Sen. Susan Collins, R-Maine, and several other senators said they had received an “ironclad promise” from Senate and House Republican leaders and the White House essentially to rescind the provisions in the first spending bill to pass through Congress next year.

Having lost the first battle with the president over job security, and the second battle with the House over the new provisions, many Democrats felt obliged to swallow their pride and vote for the bill on final passage. Daschle said there was language in the bill that Congress would regret, and predicted that more legislation would be needed to correct the problems he said were built in.

Sen. Joseph I. Lieberman, D-Conn., whose Governmental Affairs committee first proposed the department more than a year ago, when the White House was dismissing the idea, said he was “thrilled” that a department largely of his architecture was finally approved.

“It took too long to happen, and there are many things here I disagree with,” he said. “But the good far outweighs the bad.
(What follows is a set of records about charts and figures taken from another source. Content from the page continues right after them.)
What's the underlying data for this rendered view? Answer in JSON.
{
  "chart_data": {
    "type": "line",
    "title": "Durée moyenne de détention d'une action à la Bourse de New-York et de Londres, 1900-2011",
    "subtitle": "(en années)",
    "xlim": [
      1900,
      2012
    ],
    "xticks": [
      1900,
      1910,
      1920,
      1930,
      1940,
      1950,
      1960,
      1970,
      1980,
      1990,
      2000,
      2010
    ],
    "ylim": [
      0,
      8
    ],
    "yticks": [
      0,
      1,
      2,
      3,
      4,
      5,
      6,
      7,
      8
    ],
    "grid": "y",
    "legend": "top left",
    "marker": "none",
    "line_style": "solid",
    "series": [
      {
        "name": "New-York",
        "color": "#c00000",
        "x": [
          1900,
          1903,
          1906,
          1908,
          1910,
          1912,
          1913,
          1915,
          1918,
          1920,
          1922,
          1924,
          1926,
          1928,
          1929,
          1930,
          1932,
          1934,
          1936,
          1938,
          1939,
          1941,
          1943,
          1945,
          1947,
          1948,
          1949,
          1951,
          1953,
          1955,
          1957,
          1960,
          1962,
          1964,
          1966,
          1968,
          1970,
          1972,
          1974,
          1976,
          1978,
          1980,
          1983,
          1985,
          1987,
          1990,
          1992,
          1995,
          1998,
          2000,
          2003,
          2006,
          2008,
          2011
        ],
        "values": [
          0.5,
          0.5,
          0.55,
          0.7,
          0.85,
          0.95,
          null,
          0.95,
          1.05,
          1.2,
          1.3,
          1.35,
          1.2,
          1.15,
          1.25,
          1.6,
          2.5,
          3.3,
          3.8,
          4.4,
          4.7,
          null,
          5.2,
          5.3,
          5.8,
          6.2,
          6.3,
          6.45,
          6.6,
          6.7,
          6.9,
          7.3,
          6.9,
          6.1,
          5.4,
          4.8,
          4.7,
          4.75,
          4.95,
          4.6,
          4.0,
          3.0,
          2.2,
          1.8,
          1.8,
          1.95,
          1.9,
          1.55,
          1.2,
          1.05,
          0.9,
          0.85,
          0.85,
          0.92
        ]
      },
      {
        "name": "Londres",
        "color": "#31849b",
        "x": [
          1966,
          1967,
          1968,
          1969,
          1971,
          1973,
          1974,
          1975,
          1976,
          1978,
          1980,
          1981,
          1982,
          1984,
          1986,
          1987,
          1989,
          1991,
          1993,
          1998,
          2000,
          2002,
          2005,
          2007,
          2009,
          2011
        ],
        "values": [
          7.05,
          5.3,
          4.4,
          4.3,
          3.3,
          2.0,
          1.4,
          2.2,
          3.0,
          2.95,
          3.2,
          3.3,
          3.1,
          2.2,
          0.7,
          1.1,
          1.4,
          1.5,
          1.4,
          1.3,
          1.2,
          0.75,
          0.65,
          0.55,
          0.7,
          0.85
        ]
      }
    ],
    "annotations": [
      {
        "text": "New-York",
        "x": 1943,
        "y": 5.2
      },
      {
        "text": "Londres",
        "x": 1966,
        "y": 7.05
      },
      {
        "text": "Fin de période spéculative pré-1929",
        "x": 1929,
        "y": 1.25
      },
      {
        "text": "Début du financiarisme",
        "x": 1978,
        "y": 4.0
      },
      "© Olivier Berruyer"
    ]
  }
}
It’s very significant and critically important development for the security of the American people.”

Phil Gramm of Texas, the president’s chief Senate supporter in changing the civil service protections in the bill, acknowledged that Democrats had written 95 percent of the bill and acknowledged the paradoxical role of small-government Republicans like him in advocating for such a large department.

Faced with the strong possibility the bill would not be approved yesterday, Senate Republican leader Trent Lott of Mississippi scrambled to quell the rebellion by promising his caucus to undo what they considered to be the three most egregious House provisions. When Chafee and others asked for a similar promise from the House, Lott tracked down Speaker J. Dennis Hastert, R-Ill., in Turkey, along with incoming House Majority Leader Tom Delay, R-Texas, and extracted their promises to do the same.